By CELEBRITY EDITOR | UPDATED: 11:28, 11 May 2020
The fourth episode of Celebrity SAS: Who Dares Wins is back again this evening on Channel 4.
With twelve new well-known faces, all of whom think they have what it takes to pass SAS Selection we spoke with former boxer Tony Bellew to find out why he choose to do the show and how he thought he fared in this seasons series.
Tony embarks on the toughest of challenges facing a gruelling course in the challenging heady heights off the Scotland’s rugged West Coast.
We wanted to find out how Bellew thought he fared at the farmstead on the remote island of Raasay where he will be exposed to Scotland’s unforgiving weather, harsh landscape and volatile seas and not to mention the tough SAS elite of Chief Instructor, Ant Middleton and his team of Directing Staff, Foxy, Billy, Ollie and newest member Jay.
You’ve taken on loads of challenges in your life. What was it about Celebrity SAS: Who Dares Wins that made you want to do it?
The reason I wanted to do it was because I’ve always admired the guys in the military and armed forces, especially the SAS boys. I took the Navy test when I was a kid, when I was younger, and then pulled out last minute. I passed it, and then pulled out last minute, because I wanted to pursue a career in boxing.
I have a lot of time for the Royal Marines, but I just didn’t think I’d be fit enough or good enough, so I didn’t go down that path and stuck to the boxing.
Did you feel in good physical shape going into this challenge?
I soon learned that being a former athlete was very, very tough, because you’ve got set demands for yourself and your body that you used to put on yourself, but I hadn’t been active or near a boxing ring for a year when the show started.
It’s hard to stay motivated, to be honest. So I tried to get in the best shape I possibly could to prepare me for it, but nothing could have prepared me for what was ahead! Part of the real battle of this course is mental, the mental side of it.
How did you find the other celebs?
Brendan was a lovely guy. I mean, I got on well with everyone to be fair. I’m a pretty easy going person. I get stereotyped as this big, horrible, aggressive guy. Honest to God, I’m just a down to Earth, normal person.

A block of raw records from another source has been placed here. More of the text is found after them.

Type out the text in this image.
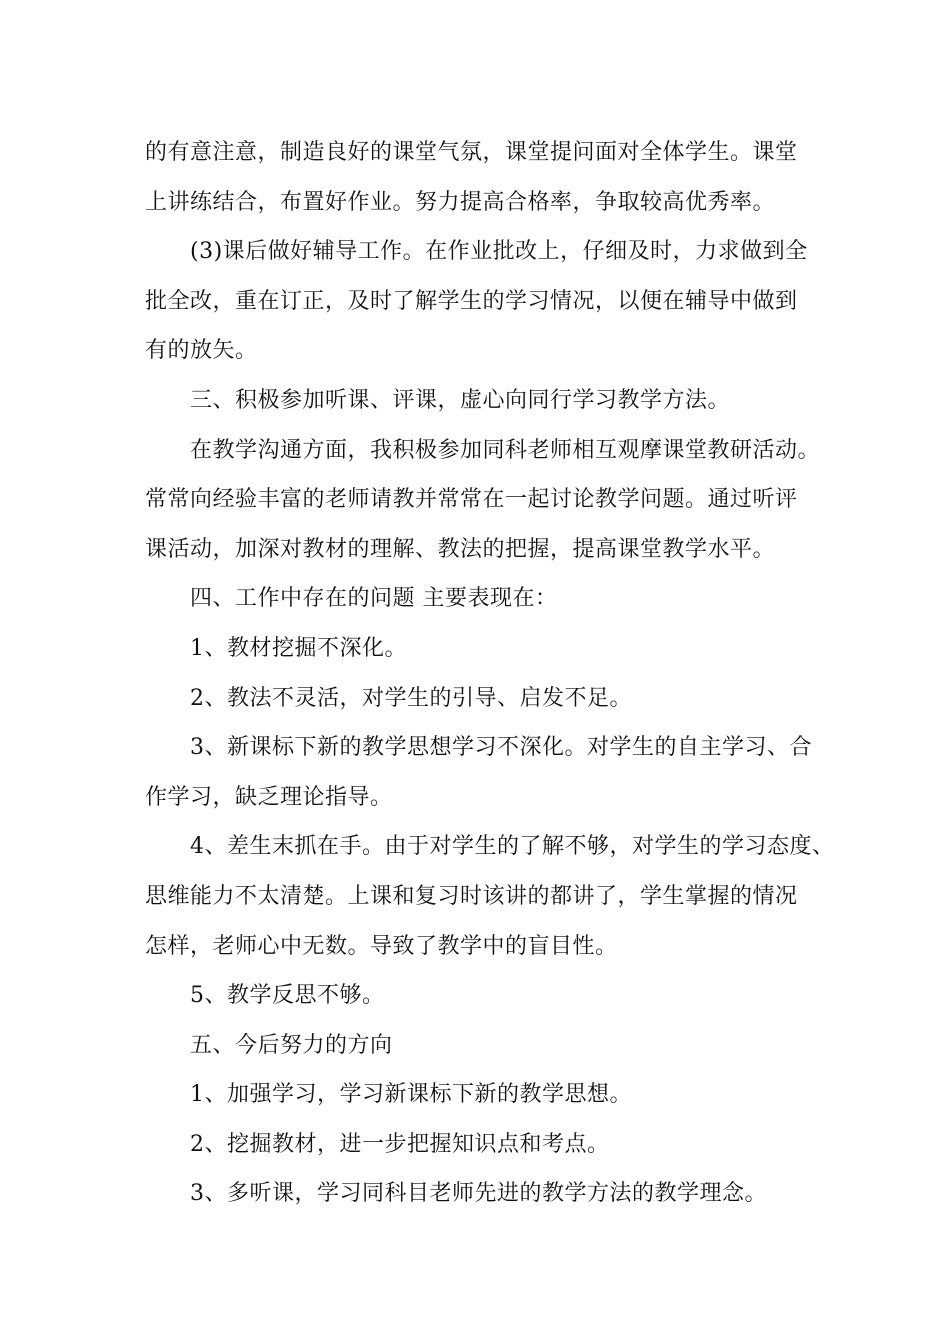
的有意注意，制造良好的课堂气氛，课堂提问面对全体学生。课堂

上讲练结合，布置好作业。努力提高合格率，争取较高优秀率。

(3)课后做好辅导工作。在作业批改上，仔细及时，力求做到全

批全改，重在订正，及时了解学生的学习情况，以便在辅导中做到

有的放矢。

三、积极参加听课、评课，虚心向同行学习教学方法。

在教学沟通方面，我积极参加同科老师相互观摩课堂教研活动。

常常向经验丰富的老师请教并常常在一起讨论教学问题。通过听评

课活动，加深对教材的理解、教法的把握，提高课堂教学水平。

四、工作中存在的问题 主要表现在：

1、教材挖掘不深化。

2、教法不灵活，对学生的引导、启发不足。

3、新课标下新的教学思想学习不深化。对学生的自主学习、合

作学习，缺乏理论指导。

4、差生末抓在手。由于对学生的了解不够，对学生的学习态度、

思维能力不太清楚。上课和复习时该讲的都讲了，学生掌握的情况

怎样，老师心中无数。导致了教学中的盲目性。

5、教学反思不够。

五、今后努力的方向

1、加强学习，学习新课标下新的教学思想。

2、挖掘教材，进一步把握知识点和考点。

3、多听课，学习同科目老师先进的教学方法的教学理念。
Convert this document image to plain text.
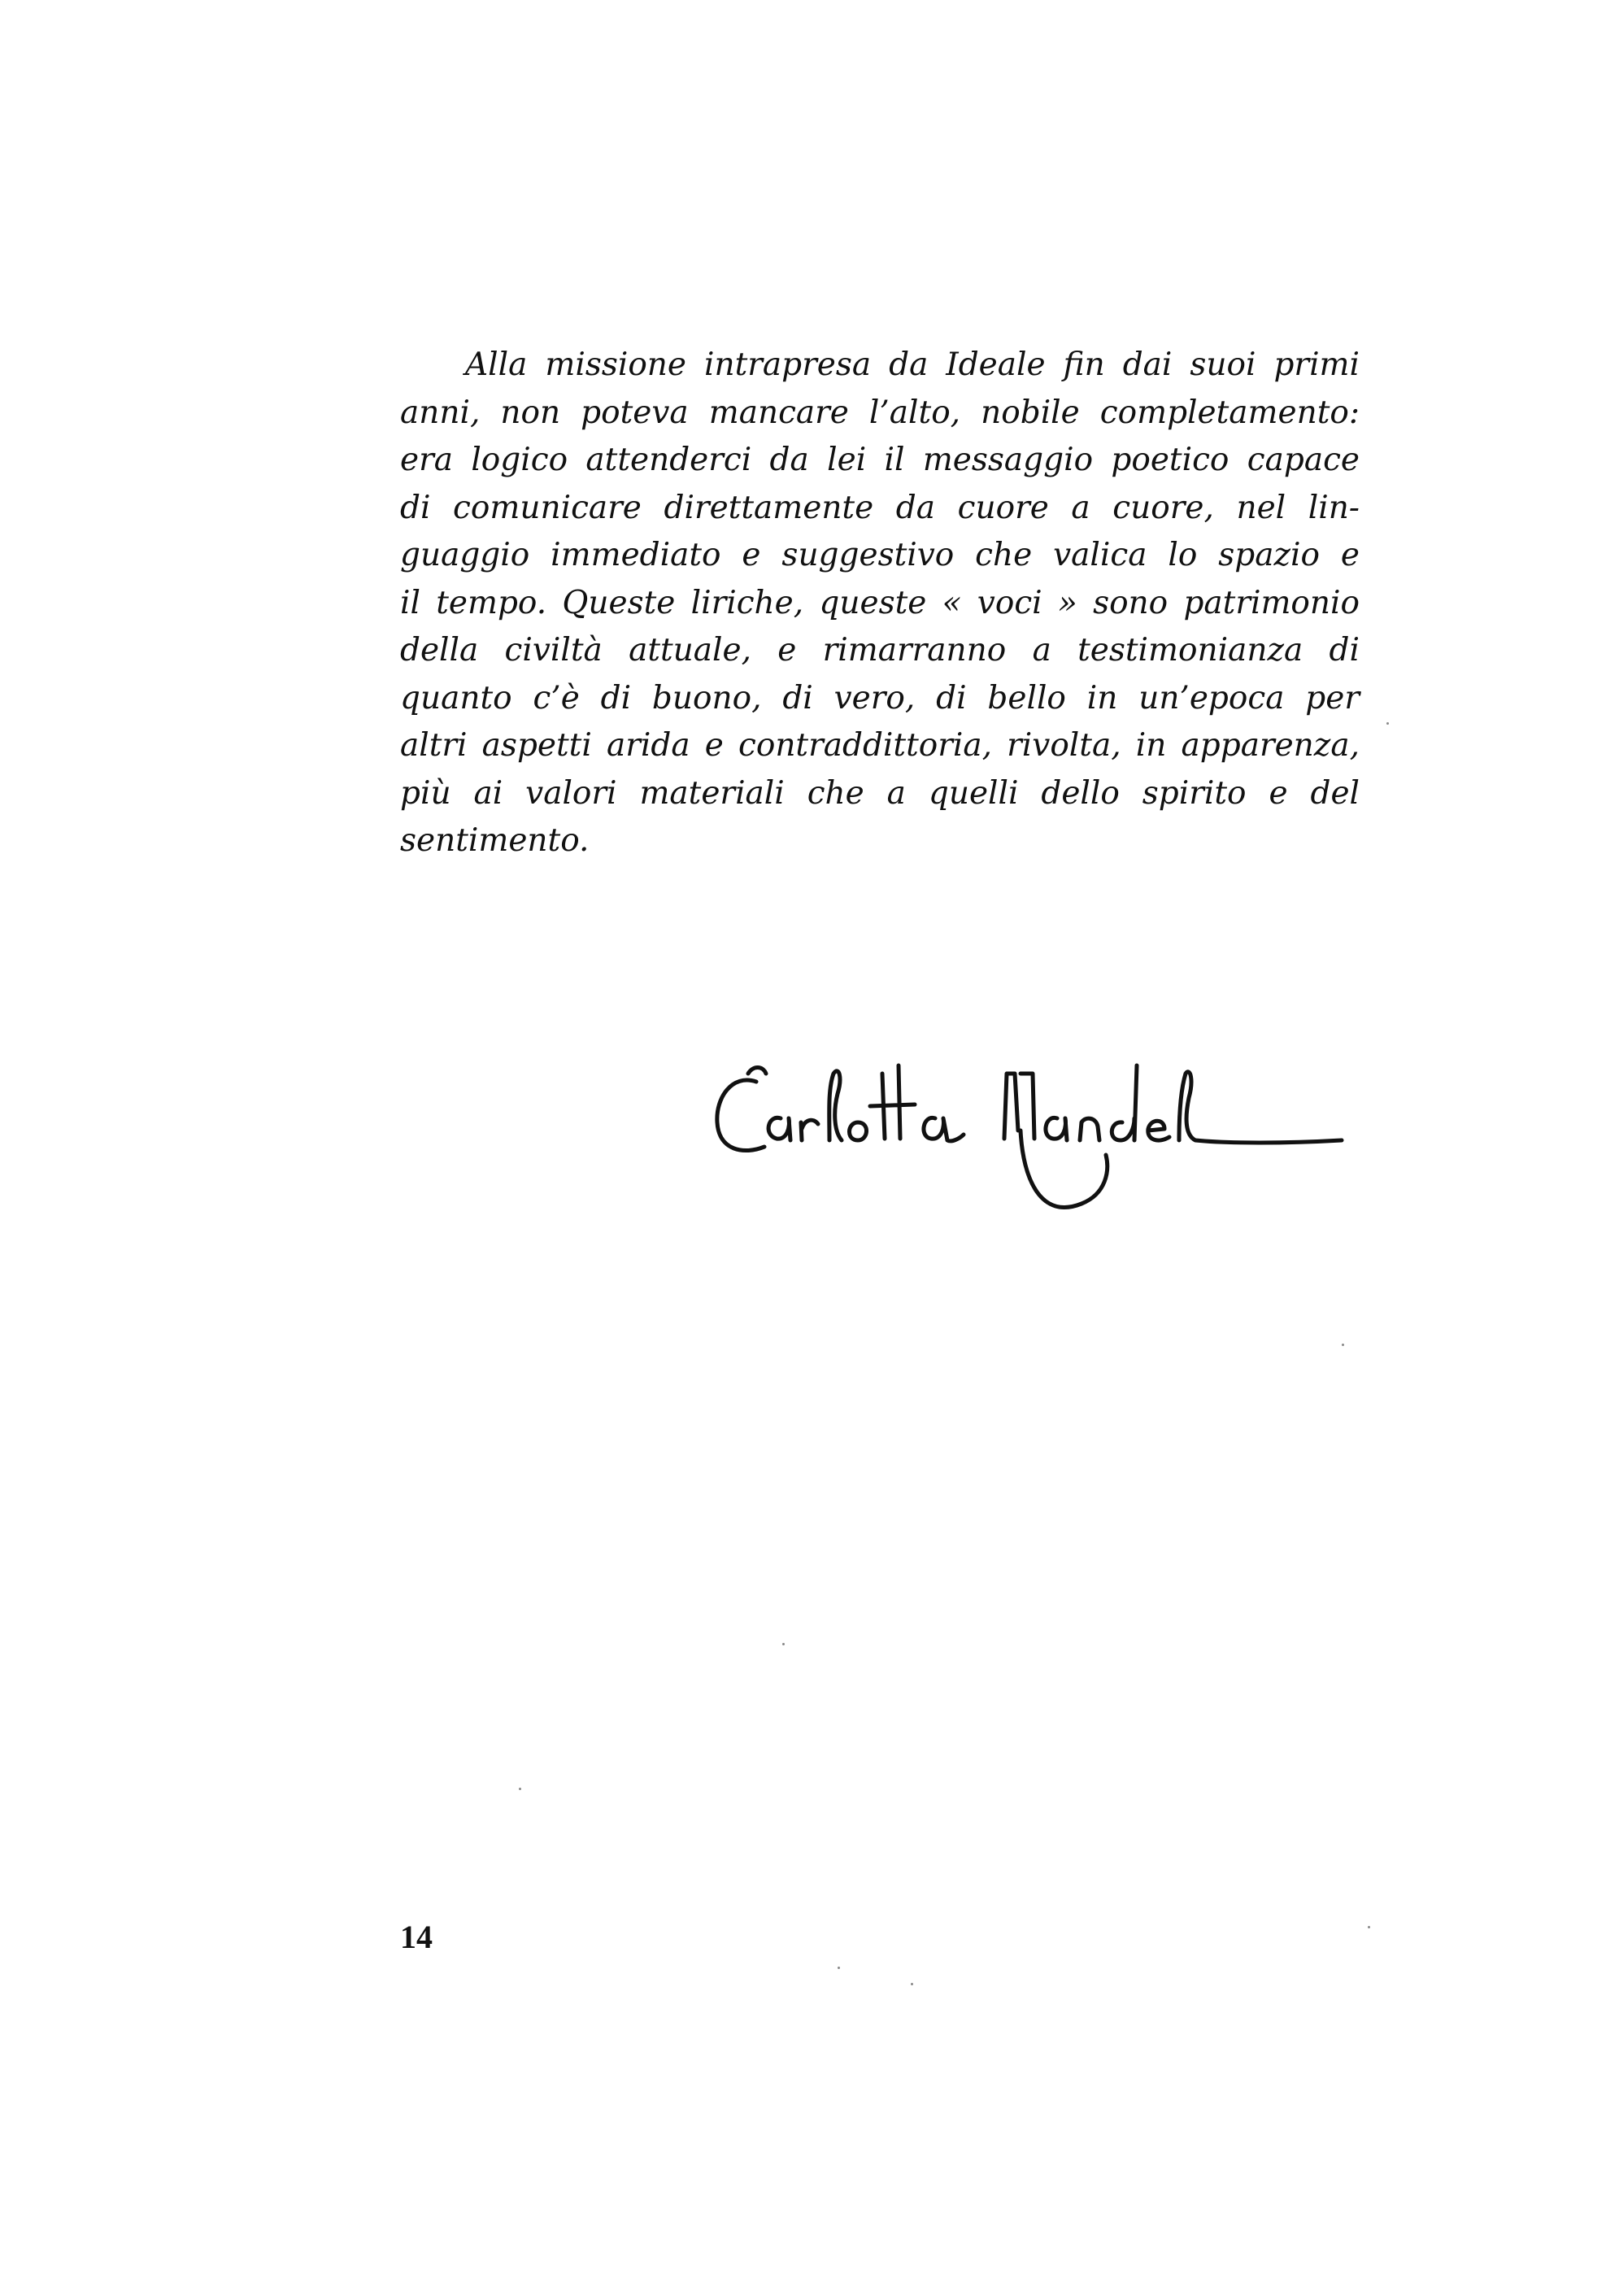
Alla missione intrapresa da Ideale fin dai suoi primi
anni, non poteva mancare l’alto, nobile completamento:
era logico attenderci da lei il messaggio poetico capace
di comunicare direttamente da cuore a cuore, nel lin-
guaggio immediato e suggestivo che valica lo spazio e
il tempo. Queste liriche, queste « voci » sono patrimonio
della civiltà attuale, e rimarranno a testimonianza di
quanto c’è di buono, di vero, di bello in un’epoca per
altri aspetti arida e contraddittoria, rivolta, in apparenza,
più ai valori materiali che a quelli dello spirito e del
sentimento.
14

I keep myself to myself. I hate the spotlight. People will say, “Oh, why are you doing the show?” I did it because I just love the SAS. I love soldiers, I love army, I love war, I love fighting. And they’re the masters of it.

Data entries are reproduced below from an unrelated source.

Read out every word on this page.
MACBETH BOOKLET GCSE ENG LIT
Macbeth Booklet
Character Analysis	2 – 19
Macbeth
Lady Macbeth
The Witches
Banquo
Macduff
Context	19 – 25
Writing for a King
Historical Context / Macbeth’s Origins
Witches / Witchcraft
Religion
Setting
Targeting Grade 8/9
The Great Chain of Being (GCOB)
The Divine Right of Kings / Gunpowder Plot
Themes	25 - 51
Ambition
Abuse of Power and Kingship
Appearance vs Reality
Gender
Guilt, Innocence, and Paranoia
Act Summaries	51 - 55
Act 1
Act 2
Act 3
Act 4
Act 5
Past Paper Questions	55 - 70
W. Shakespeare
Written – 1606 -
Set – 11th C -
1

What did you think about the challenges?
The hikes were okay. I can deal with that kind of pain, I’m cool with that. I can take it. The heights is what killed me. The abseiling one wasn’t too bad going down.
When I can look up and go down backwards, I can deal with that. That’s not a problem. When they made me do one where I’m going front ways, I’m looking down, that killed me.
I just have an issue with heights, that I’m sure people will see through the show. I’ve always been scared of heights. So it’s very, very hard for me to look down from a high point.
How does that fear compare to stepping into the ring?
When I’m fighting, I’m never nervous. I enjoy fighting. I’m excited by the thought of having a fight. I know that doesn’t sound normal and I know people very rarely grasp what I’m saying, but I’m excited by having a fight. I really am. I look forward to it.
I love fighting. I wish I could carry on fighting forever. I would have a fight every single week if I could. I just love the fact it’s one on one. The fear of heights is about the fact I am not in control.